Choosing a Topic / Thesis Seminar
In most cases, the supervisor of the thesis will be the lecturer responsible for the Master’s course which is most relevant to the topic of the thesis. The supervisor can be a lecturer attached to the Department of Russian and Eurasian Studies, or another member of staff with the right expertise. Most students will take three courses during their first semester, allowing more time to focus on writing their MA thesis in the second semester. The supervisor provides individual supervision beyond the thesis seminars.
At the heart of a Master’s thesis lies the research question. Before it can be formulated, the student has to do some preparatory reading, often building on topics covered on one of their Master’s courses. Formulating the research question is one of the most important components of research as it forms the basis for all further activities. Students should approach the relevant lecturer and discuss with him/her the chosen topic and potential research question by the end of the first semester or beginning of the second semester.
The thesis seminar is an integral part of the 20 EC MA thesis requirements for Russian and Eurasian Studies. At the beginning of your first semester (either in September or February, depending on your state date) staff will briefly introduce and discuss their research interests and specializations, for students to orient themselves in the field of Russian and Eurasian Studies and to consider possible thesis topics and supervisors.
This will then be followed in the second semester by two or three thesis seminar meetings as required, organized by discipline, with students having already selected and approached a potential supervisor. Students present and discuss their research proposals and/or thesis outlines with fellow students and staff, learning from their peers and sharing ideas about solving problems.

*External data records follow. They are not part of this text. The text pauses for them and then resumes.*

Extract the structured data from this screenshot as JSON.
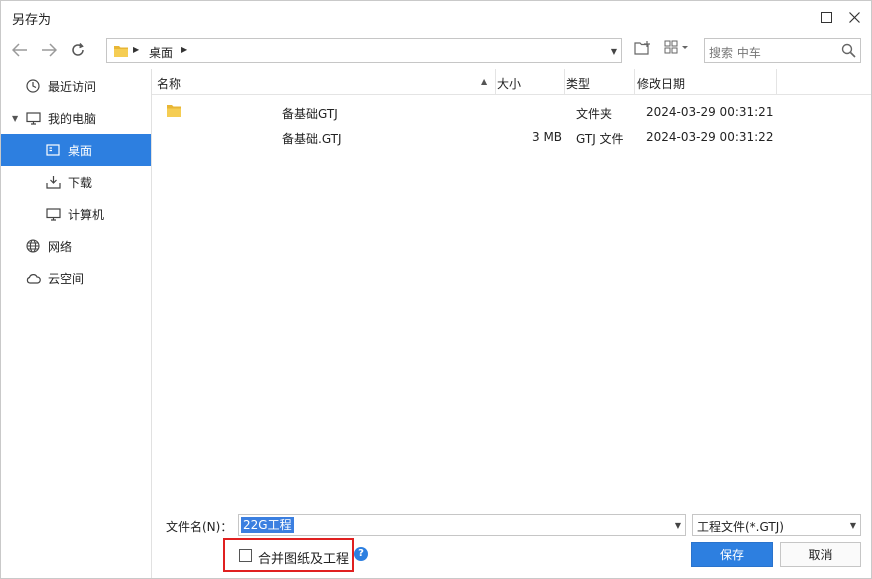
{
  "window": {
    "title": "另存为"
  },
  "toolbar": {
    "address_path": "桌面",
    "search_placeholder": "搜索 中车"
  },
  "sidebar": {
    "items": [
      {
        "label": "最近访问",
        "icon": "clock-icon"
      },
      {
        "label": "我的电脑",
        "icon": "computer-icon"
      },
      {
        "label": "桌面",
        "icon": "desktop-icon",
        "active": true
      },
      {
        "label": "下载",
        "icon": "download-icon"
      },
      {
        "label": "计算机",
        "icon": "monitor-icon"
      },
      {
        "label": "网络",
        "icon": "globe-icon"
      },
      {
        "label": "云空间",
        "icon": "cloud-icon"
      }
    ]
  },
  "list": {
    "columns": {
      "name": "名称",
      "size": "大小",
      "type": "类型",
      "modified": "修改日期"
    },
    "rows": [
      {
        "name": "备基础GTJ",
        "size": "",
        "type": "文件夹",
        "modified": "2024-03-29 00:31:21",
        "icon": "folder-icon"
      },
      {
        "name": "备基础.GTJ",
        "size": "3 MB",
        "type": "GTJ 文件",
        "modified": "2024-03-29 00:31:22",
        "icon": ""
      }
    ]
  },
  "bottom": {
    "filename_label": "文件名(N)：",
    "filename_value": "22G工程",
    "filetype_value": "工程文件(*.GTJ)",
    "merge_label": "合并图纸及工程",
    "help_glyph": "?",
    "save_label": "保存",
    "cancel_label": "取消"
  },
  "colors": {
    "accent": "#2d7fe0",
    "highlight_border": "#e02020"
  }
}
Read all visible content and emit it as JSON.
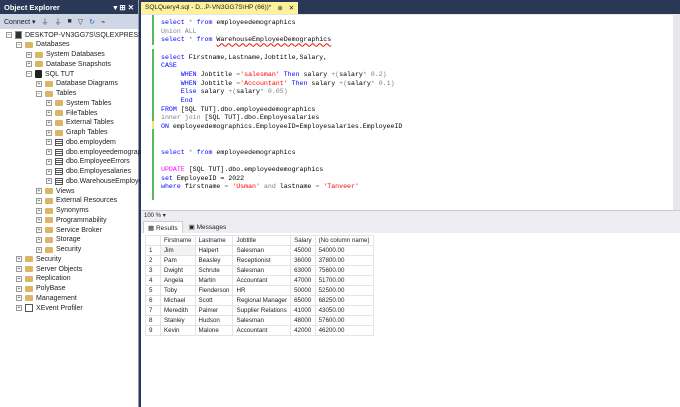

A thesis for the Russian and Eurasian Studies MA programme contains 20.000 words with a 10% margin above or below, including notes, bibliography and appendices. The thesis is marked by two lecturers involved in the program. There is no oral defence required for the final assessment.
A thesis for the Russian and Eurasian Studies MA programme contains 20.000 words with a 10% margin above or below, including notes and bibliography. The thesis is marked by two lecturers. There is no oral defence required for the final assessment.
In assessing the quality of the thesis, the following aspects play an important role:
Formulation and analysis of the research question;
Structure of the thesis;
Integration of secondary literature into the argument;
Originality and creativity of research;
Good argumentation of student’s answer to the research question;
Style, use of language, and lay-out;
Student’s ability to work independently.
Student is able to formulate and analyse a research question. They can conduct research using appropriate primary and secondary sources.
Once the entire thesis is completed, an digital copy should be submitted online via Turnitin and the student should hand in two hard copies to their supervisor, who will pass one copy on to the second reader.
The thesis will be graded within four weeks by the two markers. Between 1 June and 31 August it can take up to six weeks. To guarantee that the marking of a thesis can be completed in time to permit graduation after one academic year, it should be submitted by 1 July for students who start their MA in September, and 1 December for students who start their MA in February. It cannot be guaranteed that any thesis submitted after that date can be marked in time and final graduation may have to take place in the following academic year.
After the marking of the thesis, the student will need to upload a digital copy of the final and graded version of his/her MA-thesis to the Leiden University Repository. Please note that the repository accepts only one upload per student. Consequent revised versions will therefore not be accepted.